Texas Ag Report

Stephenville Empire-Tribune

Most of the state received from trace amounts to upwards of 3.0 inches of precipitation. Some areas in the Blacklands, East Texas, and the Upper Coast received up to 5.0 inches. Precipitation was needed throughout the state as drought conditions persisted in many areas. There were 5.5 days suitable for fieldwork.

Milk production: Milk production in Texas during the January-March quarter totaled 3,851 million pounds, up 1% from the October-December quarter, and up 4% from last year's quarter. The average number of milk cows in Texas during the quarter totaled 616,000 head, up 29,000 head from the same quarter in 2020. Milk production in the United States during the January-March quarter totaled 56.7 billion pounds, up 1% from the same quarter last year. The average number of milk cows in the United States during the quarter was 9.46 million head, up 29,000 head from the October-December quarter, and up 80,000 head from the same period last year.

Small grains: Small grains were reported in various stages and conditions across the state. Small grains needed more moisture in many areas of the state. Irrigated winter wheat in the Northern High Plains progressed and was nearing the flag leaf stage. Winter wheat was being harvested for hay and silage in some areas of the Cross Timbers. Meanwhile, in North East Texas winter wheat was progressing well. Hay producers were preparing for the first major cutting in South Texas.

Row crops: In the Northern Low Plains, preparations were underway for cotton planting in the upcoming weeks. Irrigated corn was reportedly looking good in the Cross Timbers. Corn and grain sorghum were off to a good start in the Blacklands. In Edwards Plateau corn and grain sorghum had progressed but could use some precipitation. Row crop farmers in South Central Texas and the Coastal Bend saw some precipitation but needed more. Rice and cotton planting progressed in the Upper Coast. Cotton planting continued in South Texas. Drought conditions in the Lower Valley were negatively affecting row crops.

Fruit, vegetable and specialty crops: Producers worked on planting watermelon and tomatoes in North East Texas. Strawberry harvest continued in South Texas.
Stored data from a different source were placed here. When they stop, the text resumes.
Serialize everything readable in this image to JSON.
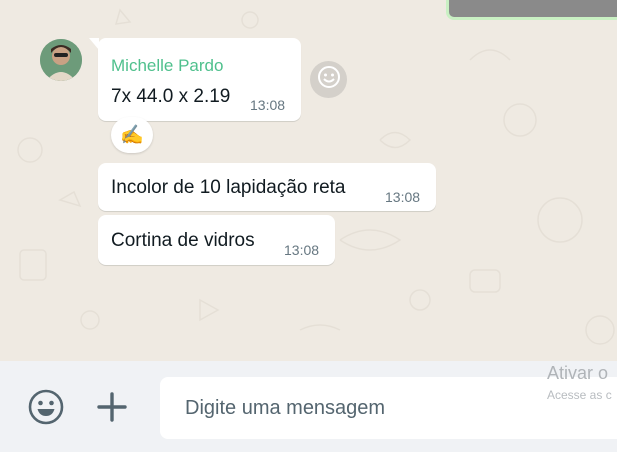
{
  "messages": [
    {
      "sender": "Michelle Pardo",
      "text": "7x 44.0 x 2.19",
      "time": "13:08",
      "reaction": "✍️"
    },
    {
      "text": "Incolor de 10 lapidação reta",
      "time": "13:08"
    },
    {
      "text": "Cortina de vidros",
      "time": "13:08"
    }
  ],
  "footer": {
    "emoji_icon": "emoji-icon",
    "attach_icon": "plus-icon",
    "input_placeholder": "Digite uma mensagem"
  },
  "watermark": {
    "title": "Ativar o",
    "subtitle": "Acesse as c"
  },
  "colors": {
    "chat_bg": "#efeae2",
    "sender_name": "#4fc08d",
    "footer_bg": "#f0f2f5"
  }
}
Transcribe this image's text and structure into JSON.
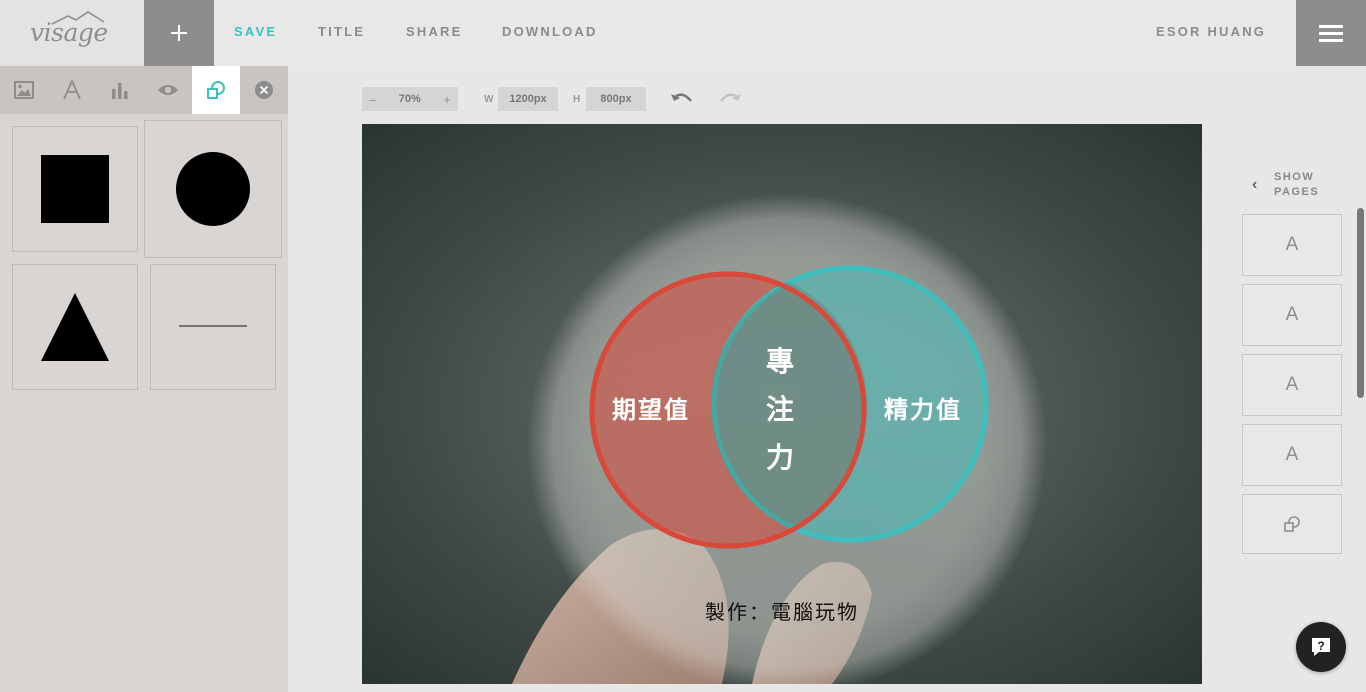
{
  "app": {
    "logo_text": "visage",
    "nav": {
      "save": "SAVE",
      "title": "TITLE",
      "share": "SHARE",
      "download": "DOWNLOAD"
    },
    "user_name": "ESOR HUANG",
    "accent_color": "#37c3c0"
  },
  "left_panel": {
    "tools": [
      "image-icon",
      "text-icon",
      "chart-icon",
      "eye-icon",
      "shapes-icon",
      "close-icon"
    ],
    "active_tool": "shapes-icon",
    "shapes": [
      "square",
      "circle",
      "triangle",
      "line"
    ]
  },
  "canvas_controls": {
    "zoom_minus": "–",
    "zoom": "70%",
    "zoom_plus": "+",
    "width_label": "W",
    "width_value": "1200px",
    "height_label": "H",
    "height_value": "800px"
  },
  "canvas": {
    "left_circle_label": "期望值",
    "center_label_1": "專",
    "center_label_2": "注",
    "center_label_3": "力",
    "right_circle_label": "精力值",
    "credit": "製作：電腦玩物",
    "left_circle_color": "#d8493a",
    "right_circle_color": "#3dbfbd"
  },
  "pages_panel": {
    "show_pages_line1": "SHOW",
    "show_pages_line2": "PAGES",
    "pages": [
      "A",
      "A",
      "A",
      "A"
    ],
    "last_page_icon": "shapes-icon"
  },
  "help": {
    "label": "?"
  }
}
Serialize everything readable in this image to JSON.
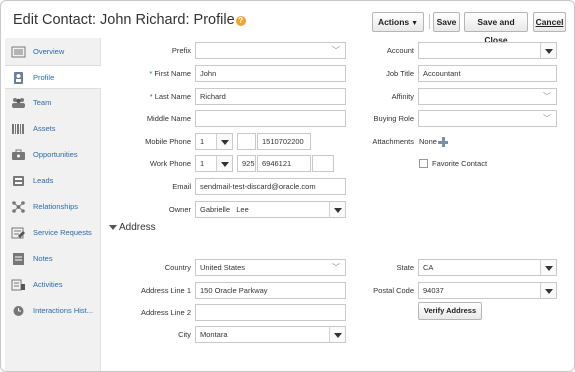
{
  "header": {
    "title_prefix": "Edit Contact: John Richard: ",
    "title_page": "Profile",
    "help_glyph": "?",
    "actions_label": "Actions",
    "save_label": "Save",
    "save_close_label": "Save and Close",
    "cancel_label": "Cancel"
  },
  "sidebar": {
    "items": [
      {
        "label": "Overview",
        "icon": "overview-icon"
      },
      {
        "label": "Profile",
        "icon": "profile-icon"
      },
      {
        "label": "Team",
        "icon": "team-icon"
      },
      {
        "label": "Assets",
        "icon": "assets-icon"
      },
      {
        "label": "Opportunities",
        "icon": "opportunities-icon"
      },
      {
        "label": "Leads",
        "icon": "leads-icon"
      },
      {
        "label": "Relationships",
        "icon": "relationships-icon"
      },
      {
        "label": "Service Requests",
        "icon": "service-requests-icon"
      },
      {
        "label": "Notes",
        "icon": "notes-icon"
      },
      {
        "label": "Activities",
        "icon": "activities-icon"
      },
      {
        "label": "Interactions Hist...",
        "icon": "interactions-icon"
      }
    ],
    "active": "Profile"
  },
  "form": {
    "prefix": {
      "label": "Prefix",
      "value": ""
    },
    "first_name": {
      "label": "First Name",
      "value": "John"
    },
    "last_name": {
      "label": "Last Name",
      "value": "Richard"
    },
    "middle_name": {
      "label": "Middle Name",
      "value": ""
    },
    "mobile_phone": {
      "label": "Mobile Phone",
      "country": "1",
      "area": "",
      "number": "1510702200"
    },
    "work_phone": {
      "label": "Work Phone",
      "country": "1",
      "area": "925",
      "number": "6946121",
      "ext": ""
    },
    "email": {
      "label": "Email",
      "value": "sendmail-test-discard@oracle.com"
    },
    "owner": {
      "label": "Owner",
      "value": "Gabrielle   Lee"
    },
    "account": {
      "label": "Account",
      "value": ""
    },
    "job_title": {
      "label": "Job Title",
      "value": "Accountant"
    },
    "affinity": {
      "label": "Affinity",
      "value": ""
    },
    "buying_role": {
      "label": "Buying Role",
      "value": ""
    },
    "attachments": {
      "label": "Attachments",
      "value": "None"
    },
    "favorite_contact": {
      "label": "Favorite Contact",
      "checked": false
    }
  },
  "address": {
    "section_title": "Address",
    "country": {
      "label": "Country",
      "value": "United States"
    },
    "line1": {
      "label": "Address Line 1",
      "value": "150 Oracle Parkway"
    },
    "line2": {
      "label": "Address Line 2",
      "value": ""
    },
    "city": {
      "label": "City",
      "value": "Montara"
    },
    "state": {
      "label": "State",
      "value": "CA"
    },
    "postal_code": {
      "label": "Postal Code",
      "value": "94037"
    },
    "verify_label": "Verify Address"
  }
}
Livestock, range and pasture: Supplemental feeding continued across the state. Rainwater runoff was needed in the Blacklands and South Central Texas to fill tanks for livestock. Feral hogs continued to be a problem in East Texas, as South East Texas saw a large increase in fly population. Farmers continued working lambs and kid goats in Edwards Plateau. Producers in South Texas had begun to cull cattle herds in response to dry conditions. Pasture and range condition was rated mostly poor to fair, though pasture conditions varied greatly across the state.